Yes, there is indeed an Alice video tearing problem with early A1200's. I don't know if it went to later versions, I don't believe so, but I've owned three (!) over the years which have displayed the problem, and I've seen two more do it. There are certain conditions which will cause it to be MUCH more pronounced than others. Here's the conditions that they all share:
The Configuration:
* Early A1200 - (Rev 1D)
* Baseboard FastRAM (usually more visible if FastRAM is on an early A1200 accelerator, like the GVP A1230 series 1, or the VXL - but I've also seen the display flicker on a simple FastRAM + clock card)
* Screen display set to a fast pixel clock. (Usually only Hi-Res/NoFlicker screens, such as DblNTSC, DblPAL, or Super72 will be affected -- Turning back to regular NTSC will lower the visible artifacting!)
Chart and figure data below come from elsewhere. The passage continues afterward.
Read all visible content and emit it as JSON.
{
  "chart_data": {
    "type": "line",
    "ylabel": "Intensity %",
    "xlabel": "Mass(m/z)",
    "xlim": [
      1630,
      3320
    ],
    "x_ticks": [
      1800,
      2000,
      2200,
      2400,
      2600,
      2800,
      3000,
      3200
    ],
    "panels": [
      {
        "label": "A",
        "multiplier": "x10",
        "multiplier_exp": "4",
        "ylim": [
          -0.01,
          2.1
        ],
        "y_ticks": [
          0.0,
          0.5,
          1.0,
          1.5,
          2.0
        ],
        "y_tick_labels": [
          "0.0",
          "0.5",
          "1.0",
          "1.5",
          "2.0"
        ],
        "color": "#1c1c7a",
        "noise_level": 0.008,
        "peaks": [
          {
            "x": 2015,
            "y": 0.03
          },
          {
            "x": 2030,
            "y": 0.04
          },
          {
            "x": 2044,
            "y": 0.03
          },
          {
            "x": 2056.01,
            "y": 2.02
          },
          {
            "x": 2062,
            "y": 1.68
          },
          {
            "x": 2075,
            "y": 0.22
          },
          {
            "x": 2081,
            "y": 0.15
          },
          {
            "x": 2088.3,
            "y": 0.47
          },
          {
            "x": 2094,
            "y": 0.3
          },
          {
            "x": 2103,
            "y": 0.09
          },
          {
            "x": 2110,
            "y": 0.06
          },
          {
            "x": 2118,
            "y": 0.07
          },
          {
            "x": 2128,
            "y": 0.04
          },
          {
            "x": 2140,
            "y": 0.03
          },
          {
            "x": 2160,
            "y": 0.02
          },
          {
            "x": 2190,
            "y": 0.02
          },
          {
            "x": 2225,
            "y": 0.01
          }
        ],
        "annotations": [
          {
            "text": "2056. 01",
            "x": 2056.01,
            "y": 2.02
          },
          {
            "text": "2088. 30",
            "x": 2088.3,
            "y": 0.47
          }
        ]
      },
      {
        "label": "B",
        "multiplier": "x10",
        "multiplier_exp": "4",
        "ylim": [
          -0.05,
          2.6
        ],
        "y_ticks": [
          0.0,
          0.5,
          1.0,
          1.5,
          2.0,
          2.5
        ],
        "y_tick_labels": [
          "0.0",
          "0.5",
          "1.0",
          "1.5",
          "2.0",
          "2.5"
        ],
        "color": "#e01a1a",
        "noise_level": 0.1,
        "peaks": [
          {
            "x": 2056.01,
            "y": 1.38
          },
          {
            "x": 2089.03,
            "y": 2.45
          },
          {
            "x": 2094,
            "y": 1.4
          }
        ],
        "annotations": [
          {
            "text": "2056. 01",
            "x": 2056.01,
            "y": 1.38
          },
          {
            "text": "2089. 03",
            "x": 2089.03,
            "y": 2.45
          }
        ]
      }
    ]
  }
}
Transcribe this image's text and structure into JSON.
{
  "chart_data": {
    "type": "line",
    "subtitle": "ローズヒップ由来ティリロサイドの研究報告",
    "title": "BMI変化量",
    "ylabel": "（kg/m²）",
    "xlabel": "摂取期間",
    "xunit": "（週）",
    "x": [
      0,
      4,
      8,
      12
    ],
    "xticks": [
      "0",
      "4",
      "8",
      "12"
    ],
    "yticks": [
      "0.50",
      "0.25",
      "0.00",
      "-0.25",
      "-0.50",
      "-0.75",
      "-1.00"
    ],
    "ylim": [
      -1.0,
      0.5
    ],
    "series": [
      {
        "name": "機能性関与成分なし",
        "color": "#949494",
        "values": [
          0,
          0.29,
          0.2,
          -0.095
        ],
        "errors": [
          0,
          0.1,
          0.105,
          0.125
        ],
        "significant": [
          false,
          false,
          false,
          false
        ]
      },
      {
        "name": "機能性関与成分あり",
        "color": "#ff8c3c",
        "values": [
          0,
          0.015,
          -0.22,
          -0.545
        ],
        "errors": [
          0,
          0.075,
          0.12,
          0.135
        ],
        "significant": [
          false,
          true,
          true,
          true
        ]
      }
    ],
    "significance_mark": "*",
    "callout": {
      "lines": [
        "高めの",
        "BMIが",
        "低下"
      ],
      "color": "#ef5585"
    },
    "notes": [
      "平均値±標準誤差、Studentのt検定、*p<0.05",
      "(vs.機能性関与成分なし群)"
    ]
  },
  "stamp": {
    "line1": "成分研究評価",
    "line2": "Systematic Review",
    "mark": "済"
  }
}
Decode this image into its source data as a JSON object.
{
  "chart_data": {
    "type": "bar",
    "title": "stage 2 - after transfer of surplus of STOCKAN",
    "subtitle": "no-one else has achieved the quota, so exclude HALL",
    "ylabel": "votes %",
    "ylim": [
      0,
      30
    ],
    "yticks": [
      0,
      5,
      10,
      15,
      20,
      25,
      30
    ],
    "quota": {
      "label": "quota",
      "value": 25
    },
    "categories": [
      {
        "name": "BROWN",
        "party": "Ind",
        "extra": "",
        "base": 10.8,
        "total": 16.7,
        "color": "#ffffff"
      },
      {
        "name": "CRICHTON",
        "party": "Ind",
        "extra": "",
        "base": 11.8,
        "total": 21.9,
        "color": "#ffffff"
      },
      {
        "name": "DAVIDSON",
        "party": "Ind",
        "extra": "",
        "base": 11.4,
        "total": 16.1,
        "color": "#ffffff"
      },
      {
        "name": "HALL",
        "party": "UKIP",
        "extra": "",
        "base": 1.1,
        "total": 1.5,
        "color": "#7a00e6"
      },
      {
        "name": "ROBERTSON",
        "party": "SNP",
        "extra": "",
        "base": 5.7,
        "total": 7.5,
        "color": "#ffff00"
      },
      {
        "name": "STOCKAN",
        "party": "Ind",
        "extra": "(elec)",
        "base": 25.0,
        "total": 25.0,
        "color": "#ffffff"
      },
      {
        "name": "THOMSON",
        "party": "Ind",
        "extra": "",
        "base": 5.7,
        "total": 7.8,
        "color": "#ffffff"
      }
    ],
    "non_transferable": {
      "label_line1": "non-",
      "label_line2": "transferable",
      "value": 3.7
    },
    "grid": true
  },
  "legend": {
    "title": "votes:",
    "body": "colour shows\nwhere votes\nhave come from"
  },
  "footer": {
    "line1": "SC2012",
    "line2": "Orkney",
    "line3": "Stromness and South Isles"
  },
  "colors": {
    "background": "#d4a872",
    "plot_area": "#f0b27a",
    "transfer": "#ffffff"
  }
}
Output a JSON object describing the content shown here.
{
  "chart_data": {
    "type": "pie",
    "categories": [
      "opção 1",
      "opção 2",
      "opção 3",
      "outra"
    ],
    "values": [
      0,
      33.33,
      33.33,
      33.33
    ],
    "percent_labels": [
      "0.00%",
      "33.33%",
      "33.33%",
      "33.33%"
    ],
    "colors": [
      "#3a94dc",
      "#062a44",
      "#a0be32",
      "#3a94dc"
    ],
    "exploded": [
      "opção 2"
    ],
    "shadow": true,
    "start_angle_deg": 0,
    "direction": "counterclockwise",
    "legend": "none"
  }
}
* Most machines have also had some use of the PCMCIA slot (squirrel SCSI, RAM drive, or Network card) -- Not sure if this is related.
What it looks like:
* Small horizontal tearing will start from near icons and icon text labels. Looks almost like a HAM mode color bleeding.
* Several minutes later, white vertical bars, starting from the bottom of the screen will begin flickering in and out, while growing in height. They're approx 10 px wide, and don't seem to corrupt video memory, and also don't affect hardware sprites, such as your mouse pointer. At the worst case, I've seen these bars grow to be almost half the height of the display (200-300px high - width of bars never changes, though.)
* Condition temporarily worsens with heat
* Condition permanently worsens with age
I remember hearing of fixes for this, but never seen anyone actually fix the condition on a machine, so I can't speak to what needs to be done. The first machine I had that displayed this problem I had repaired under C= warranty. The repair was a new motherboard, though. The replacement also started displaying problems, but by then, C= was gone.
I currently own an A1200 with this problem, but since I only use it for games, and in NTSC mode, it rarely displays this problem, and even when it does, it's so minimal I don't care.